Saturday, July 22, 2006

Almost didn't care....

My boyfriend just told me, again, for the second time in two weeks, if I did... (something) again... he'd break up with me...

The first time was.. if I ever screamed/went off on him.. he'd break up with me... ok, I understand... but that is impossible for me... We made up a few days later, he said he was sorry he scared me.... and he said it because he was mad... ok, again.... I understand...

But tonite.. well I admitted to him, I'd been, as he calls "spying" on him. And yes, since he considers it spying, I shouldn't do it... but its just how I am... Well he told me, this is in my ball park. He said he was so mad already , he almost did break up with me. In my head I'm thinking, just do it and get it over with. I didn't have a tear in my eye. So he's saying, its in my ballpark, if we have this discussion again about me snooping in his email, or his phone account.. again.. that it won't be a discussion, it will be over. I was about to be like ok. And say, oh btw I'm reading your email now, just break up with me. I'd rather have it over with. Then I can go back to reality.

He asks me if I just don't trust him or I can't trust him. He says if I can't trust him, it might as well be over. I'm still in my head thinking... just do it now. I don't need this... why are we even together.

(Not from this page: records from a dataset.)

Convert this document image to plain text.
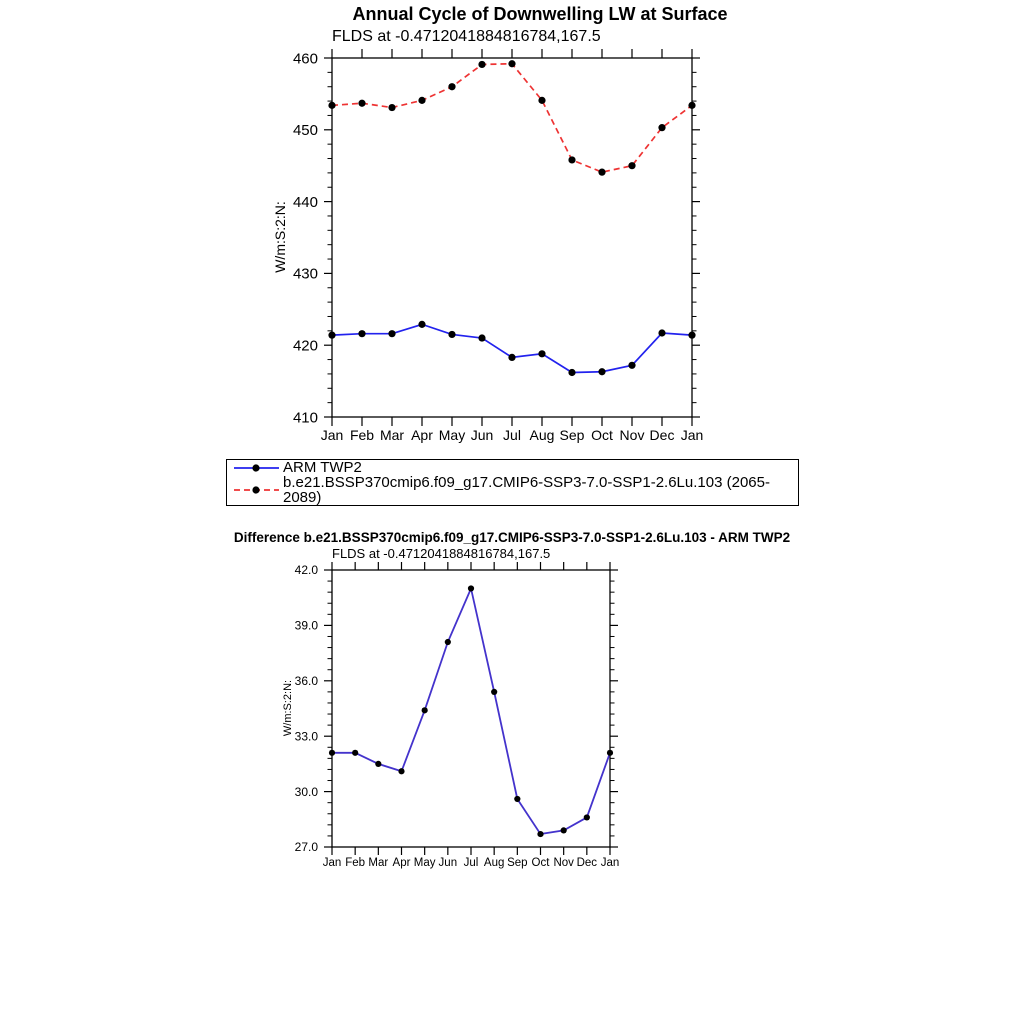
Annual Cycle of Downwelling LW at Surface
FLDS at -0.4712041884816784,167.5
W/m:S:2:N:
Jan Feb Mar Apr May Jun Jul Aug Sep Oct Nov Dec Jan
410
420
430
440
450
460
Jan Feb Mar Apr May Jun Jul Aug Sep Oct Nov Dec Jan
27.0
30.0
33.0
36.0
39.0
42.0
ARM TWP2
b.e21.BSSP370cmip6.f09_g17.CMIP6-SSP3-7.0-SSP1-2.6Lu.103 (2065-2089)
Difference b.e21.BSSP370cmip6.f09_g17.CMIP6-SSP3-7.0-SSP1-2.6Lu.103 - ARM TWP2
FLDS at -0.4712041884816784,167.5
W/m:S:2:N:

I'm tired of fighting. I'm tired of not trusting him. I'm tired of being sad because we are fighting. I'm tired of wondering when I'll do something, and he'll walk out. I'm tired of wondering if we would be happy. I'm tired of wondering if we would be good together. I'm tired of thinking I should just walk out now, pain or no pain, set back or no set back. I'm tired of wondering if we are staying together because we are both lonely. I'm tired of wondering even why we are together....

At this point does it really matter. I think we are both wasting our time. Now is this me speaking or my depression?